Bunu Jojo’dan öğrenelim.

Jojo, kentin kırsal kesimi diyebileceğimiz bir yerleşim yerinde babasıyla yaşamaktadır. Gündüzleri okula gider. Okulunda yüzme takımında başarılı bir yeri vardır. Babasının yoğun çalışması sebebiyle günün büyük bir bölümünde yalnız kalmak zorundadır. Yine böyle günlerden bir günde evlerinin yakınındaki arazide yürürken ağacın altında bir karga yavrusu bulur. Biraz yaralı ve uçamaz halde. Yuvasına geri koymak için ağaca tırmanır ve tam koyacakken tekrar düşürür. Telaşla aşağı iner ve yavruyu alıp eve getirir. Artık ona Jojo bakacaktır. Fakat büyük bir problem vardır. Babası evde hayvan bakma fikrinden hiç hoşlanmaz. O hep şöyle der Jojo’ya ‘ Hayvanların ve bitkilerin yeri dışarısıdır.’ Fakat bu cümleyi daha önce sanki hiç duymamış gibi yaparak cüce karga/Jack’e odasında bakmaya başlar. Okuldaki kütüphanede, kitaplardan cüce kargalara nasıl bakılacağı konusunda bir araştırmalar yapar. Onu besler. Aralarında güçlü bir bağ gelişir ve artık ayrılmaz iki dost olurlar, Jojo ve Jack.

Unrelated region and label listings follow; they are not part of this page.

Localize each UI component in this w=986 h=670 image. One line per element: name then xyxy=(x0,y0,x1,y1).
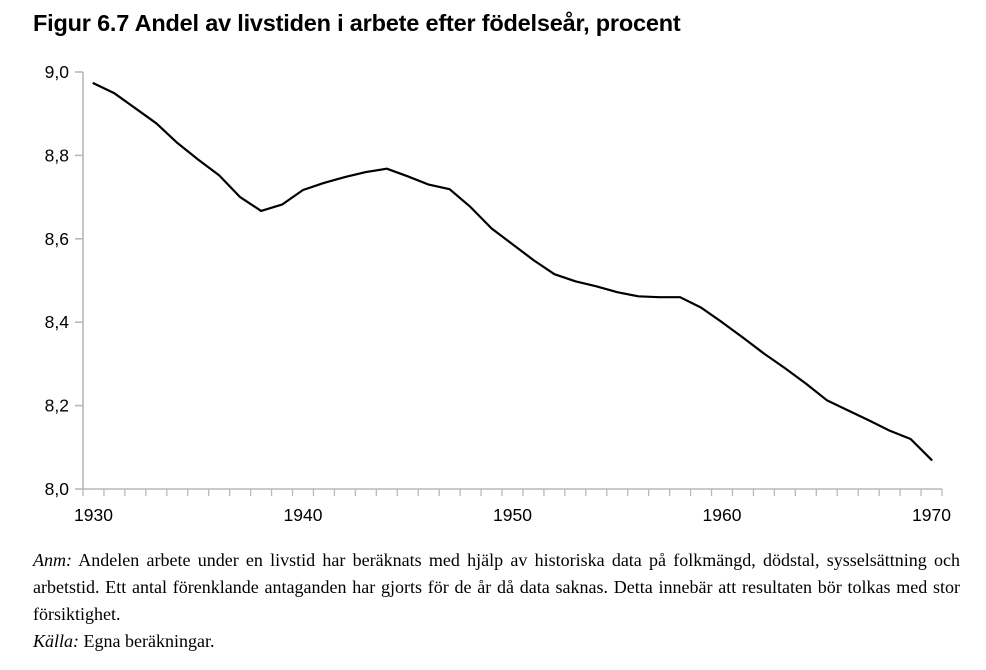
anm-text: Andelen arbete under en livstid har berä… xyxy=(33,550,960,624)
figure-title: Figur 6.7 Andel av livstiden i arbete ef… xyxy=(33,10,681,36)
y-tick-label: 8,2 xyxy=(45,396,69,416)
x-tick-label: 1930 xyxy=(74,505,113,525)
y-tick-label: 9,0 xyxy=(45,62,70,82)
y-tick-label: 8,6 xyxy=(45,229,69,249)
x-tick-label: 1960 xyxy=(703,505,742,525)
data-line xyxy=(92,82,933,461)
anm-note: Anm: Andelen arbete under en livstid har… xyxy=(33,547,960,628)
source-label: Källa: xyxy=(33,631,80,651)
notes-section: Anm: Andelen arbete under en livstid har… xyxy=(33,547,960,655)
source-text: Egna beräkningar. xyxy=(83,631,215,651)
y-tick-label: 8,0 xyxy=(45,479,70,499)
y-tick-label: 8,4 xyxy=(45,312,70,332)
x-tick-label: 1940 xyxy=(284,505,323,525)
x-tick-label: 1970 xyxy=(912,505,951,525)
anm-label: Anm: xyxy=(33,550,72,570)
source-note: Källa: Egna beräkningar. xyxy=(33,628,960,655)
y-tick-label: 8,8 xyxy=(45,145,69,165)
x-tick-label: 1950 xyxy=(493,505,532,525)
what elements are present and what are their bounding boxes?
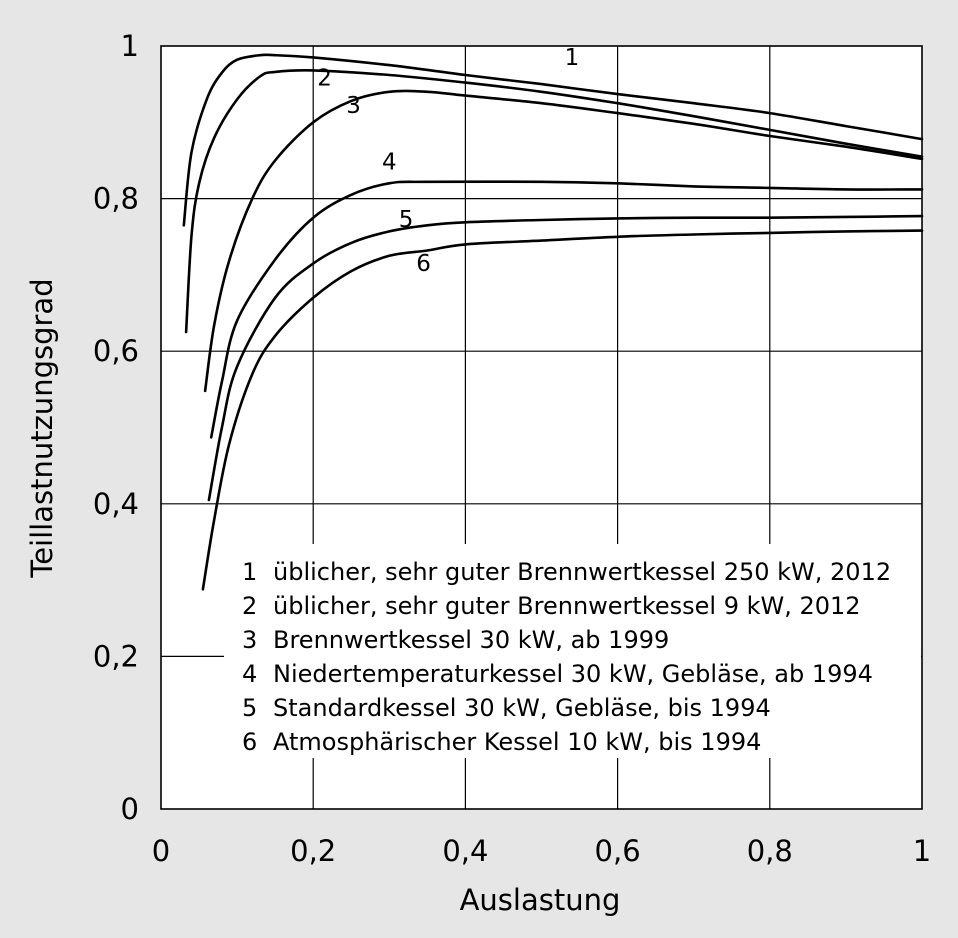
series-4-label: 4 — [382, 150, 397, 176]
series-3-label: 3 — [346, 93, 361, 119]
legend: 1 üblicher, sehr guter Brennwertkessel 25… — [242, 558, 891, 756]
plot-frame — [160, 45, 923, 810]
x-tick-label-4: 0,8 — [747, 834, 793, 868]
series-1-label: 1 — [565, 45, 580, 71]
series-1-line — [182, 53, 924, 227]
series-curves — [182, 53, 924, 591]
y-tick-label-3: 0,6 — [93, 334, 139, 368]
y-tick-label-1: 0,2 — [93, 639, 139, 673]
legend-number-4: 4 — [242, 660, 257, 688]
legend-number-5: 5 — [242, 694, 257, 722]
legend-number-6: 6 — [242, 728, 257, 756]
legend-entry-4: Niedertemperaturkessel 30 kW, Gebläse, a… — [273, 660, 873, 688]
x-tick-label-3: 0,6 — [595, 834, 641, 868]
series-5-line — [207, 214, 924, 502]
series-6-label: 6 — [416, 251, 431, 277]
y-tick-label-5: 1 — [121, 29, 139, 63]
legend-background — [224, 544, 921, 758]
series-2-label: 2 — [317, 66, 332, 92]
x-axis-title: Auslastung — [460, 883, 621, 917]
x-tick-label-2: 0,4 — [442, 834, 488, 868]
legend-number-1: 1 — [242, 558, 257, 586]
legend-entry-6: Atmosphärischer Kessel 10 kW, bis 1994 — [273, 728, 761, 756]
series-labels: 1 23 4 56 — [317, 45, 579, 277]
x-tick-label-0: 0 — [152, 834, 170, 868]
y-tick-label-2: 0,4 — [93, 487, 139, 521]
legend-number-2: 2 — [242, 592, 257, 620]
x-axis-ticks: 0 0,2 0,4 0,6 0,8 1 — [152, 834, 931, 868]
legend-entry-5: Standardkessel 30 kW, Gebläse, bis 1994 — [273, 694, 771, 722]
y-axis-ticks: 0 0,2 0,4 0,6 0,8 1 — [93, 29, 139, 826]
legend-number-3: 3 — [242, 626, 257, 654]
legend-entry-3: Brennwertkessel 30 kW, ab 1999 — [273, 626, 669, 654]
y-tick-label-0: 0 — [121, 792, 139, 826]
y-axis-title: Teillastnutzungsgrad — [25, 278, 59, 578]
legend-entry-2: üblicher, sehr guter Brennwertkessel 9 k… — [273, 592, 861, 620]
y-tick-label-4: 0,8 — [93, 182, 139, 216]
series-6-line — [201, 229, 924, 591]
series-4-line — [209, 180, 924, 439]
x-tick-label-5: 1 — [913, 834, 931, 868]
legend-box — [224, 544, 921, 758]
series-2-line — [184, 68, 924, 334]
series-3-line — [203, 89, 924, 393]
legend-entry-1: üblicher, sehr guter Brennwertkessel 250… — [273, 558, 891, 586]
x-tick-label-1: 0,2 — [290, 834, 336, 868]
series-5-label: 5 — [399, 207, 414, 233]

‘Cüce kargalar sürü halinde yaşarlar. En güzel dişi ve yuva yapmak için en uygun yer onundur. Ama en iyi olmak ve en iyiyi alabilmek için bir şeyler yapması gerekir. Cesur, korkusuz, sert olmalıdır. Ortada bir tehlike varsa ilk giden o olmalıdır.’

Jojo aslında hayatındaki büyük bir eksiklikle baş etmeye çalışmaktadır. Çocukların, inanılmaz derecede, karşılaştıkları olaylara uyum sağlama yeteneğine sahip oldukları malumunuz. En kötü durumlarda bile yetişkinlerden de usta biçimde durumları yönetip toparlar ve nasıl devam etmesi/edeceği konusunda strateji belirleyebilirler. Çocuklar, teslimiyet sahibidir. Çünkü kalpleri henüz bozulmamış/ sağlam bir imanla doludur.

Jojo ve babasının hayatlarındaki eksiklik, onunla kişisel ve beraberken nasıl baş ettikleri. Baba-oğul ilişkileri gibi konuların irdelendiği bu güzel ama aynı zamanda da hüzünlü filmin izleyen herkesin kalbinde bir şeyleri harekete geçireceğine emin gibiyim.

‘Cüce kargalar her anı birlikte geçirirler. Uçarken yan yana zarifçe kanat çırparlar. Dışarıda grup halinde otururlar. Ağaçtayken birbirlerinin tüylerini kabartırlar. Erkek dişisine bulduğu bütün yiyecekleri verir. Dişisi de memnuniyetle yer. Biri hasta olsa bile diğeri başında bekler.’